The “Rule of Two” (patent pending) requires the pilot to stop all outlying tasks and focus solely on flying the plane and navigating. For altitudes, anytime you are within 200 feet of a level off (climb or descent) you stop what you’re doing and fly. For waypoints, anytime you are within 0.2NM of a fix regardless of a change in course or remaining on the same course, you stop what you’re doing, fly and navigate. For vectors, anytime you are within 20 degrees of an assigned heading rollout you stop what you’re doing and fly. Altitudes, waypoints, and headings are all areas that can bite you if you are distracted. Obviously, as you advance to faster planes the “Rule of Two” may evolve to the “Rule of Five, Eight, or Ten”, but the concept is the same.

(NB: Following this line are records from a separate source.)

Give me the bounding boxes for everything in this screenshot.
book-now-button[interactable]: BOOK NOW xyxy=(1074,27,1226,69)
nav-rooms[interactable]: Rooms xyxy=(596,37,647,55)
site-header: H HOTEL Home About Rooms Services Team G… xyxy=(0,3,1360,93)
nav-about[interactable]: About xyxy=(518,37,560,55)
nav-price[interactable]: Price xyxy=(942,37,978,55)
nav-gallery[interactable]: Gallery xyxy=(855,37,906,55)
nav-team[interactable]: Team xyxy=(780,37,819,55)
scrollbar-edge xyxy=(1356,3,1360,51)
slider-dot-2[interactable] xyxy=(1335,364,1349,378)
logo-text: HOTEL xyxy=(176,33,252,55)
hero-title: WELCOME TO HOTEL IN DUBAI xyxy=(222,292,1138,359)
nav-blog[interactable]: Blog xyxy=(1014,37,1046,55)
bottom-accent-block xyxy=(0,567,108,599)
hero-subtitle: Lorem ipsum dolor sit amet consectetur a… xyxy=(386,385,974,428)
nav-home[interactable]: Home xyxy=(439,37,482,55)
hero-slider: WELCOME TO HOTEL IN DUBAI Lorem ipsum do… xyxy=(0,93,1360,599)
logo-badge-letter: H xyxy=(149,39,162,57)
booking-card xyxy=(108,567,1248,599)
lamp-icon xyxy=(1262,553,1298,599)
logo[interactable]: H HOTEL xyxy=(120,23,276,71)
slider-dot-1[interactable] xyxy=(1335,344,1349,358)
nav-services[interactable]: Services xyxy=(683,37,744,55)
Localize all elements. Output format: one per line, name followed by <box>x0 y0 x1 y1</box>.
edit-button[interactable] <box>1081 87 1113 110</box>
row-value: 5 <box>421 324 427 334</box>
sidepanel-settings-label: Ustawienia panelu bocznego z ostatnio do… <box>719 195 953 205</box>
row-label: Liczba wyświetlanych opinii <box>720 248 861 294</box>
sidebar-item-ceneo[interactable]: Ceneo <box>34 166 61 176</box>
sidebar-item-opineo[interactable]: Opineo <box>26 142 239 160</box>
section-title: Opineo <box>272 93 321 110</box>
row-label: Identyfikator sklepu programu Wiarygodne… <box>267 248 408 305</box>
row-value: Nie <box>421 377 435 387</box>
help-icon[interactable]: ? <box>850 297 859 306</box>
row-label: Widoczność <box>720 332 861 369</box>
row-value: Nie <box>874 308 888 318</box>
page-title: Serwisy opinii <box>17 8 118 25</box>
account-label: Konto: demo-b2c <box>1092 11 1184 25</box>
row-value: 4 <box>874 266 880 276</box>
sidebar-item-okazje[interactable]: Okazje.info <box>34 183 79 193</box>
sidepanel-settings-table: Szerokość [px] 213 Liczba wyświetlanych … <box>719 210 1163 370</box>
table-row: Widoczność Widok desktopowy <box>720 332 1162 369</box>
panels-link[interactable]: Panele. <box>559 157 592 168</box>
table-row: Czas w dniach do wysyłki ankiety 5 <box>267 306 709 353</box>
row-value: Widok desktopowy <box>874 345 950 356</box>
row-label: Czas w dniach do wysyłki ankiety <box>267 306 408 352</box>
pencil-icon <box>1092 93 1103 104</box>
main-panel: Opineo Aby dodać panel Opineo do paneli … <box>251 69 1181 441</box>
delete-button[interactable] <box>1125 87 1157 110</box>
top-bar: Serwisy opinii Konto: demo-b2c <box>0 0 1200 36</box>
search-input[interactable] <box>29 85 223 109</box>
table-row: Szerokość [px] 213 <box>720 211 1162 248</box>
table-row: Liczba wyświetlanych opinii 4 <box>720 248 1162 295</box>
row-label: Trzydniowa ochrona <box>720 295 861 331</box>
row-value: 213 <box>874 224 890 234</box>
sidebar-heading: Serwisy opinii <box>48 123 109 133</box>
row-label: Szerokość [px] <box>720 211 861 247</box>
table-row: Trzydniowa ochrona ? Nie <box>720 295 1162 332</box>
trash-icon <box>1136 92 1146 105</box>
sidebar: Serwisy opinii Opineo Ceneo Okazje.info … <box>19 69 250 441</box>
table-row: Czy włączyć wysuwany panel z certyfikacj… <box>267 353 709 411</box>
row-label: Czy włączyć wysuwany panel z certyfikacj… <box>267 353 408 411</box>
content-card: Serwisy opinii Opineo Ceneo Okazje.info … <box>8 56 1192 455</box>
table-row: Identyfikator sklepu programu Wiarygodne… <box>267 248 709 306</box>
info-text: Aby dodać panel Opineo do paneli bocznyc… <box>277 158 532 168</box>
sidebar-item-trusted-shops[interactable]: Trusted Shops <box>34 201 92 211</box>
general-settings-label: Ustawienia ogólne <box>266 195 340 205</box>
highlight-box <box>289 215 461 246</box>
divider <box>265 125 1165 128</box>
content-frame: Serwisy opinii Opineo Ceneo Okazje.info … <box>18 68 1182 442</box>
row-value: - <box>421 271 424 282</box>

You may notice in the image that a giant red circle lays over the final descent on an approach. This is intentional. If you are doing checklists, programming, trying to look up what your DA is during this phase, it is an error. These all should have been accomplished before the FAF. Your goal on every approach is to utilize the green areas to accomplish tasks so you can be as accurate and safe as possible during the critical phase of flight.
Adopting the “Rule of Two” and knowing what phases of flight to accomplish tasks will make a marked impact on your ability to manage an IFR flight as a single pilot. It will increase your situational awareness, calm your nerves, and catch mistakes.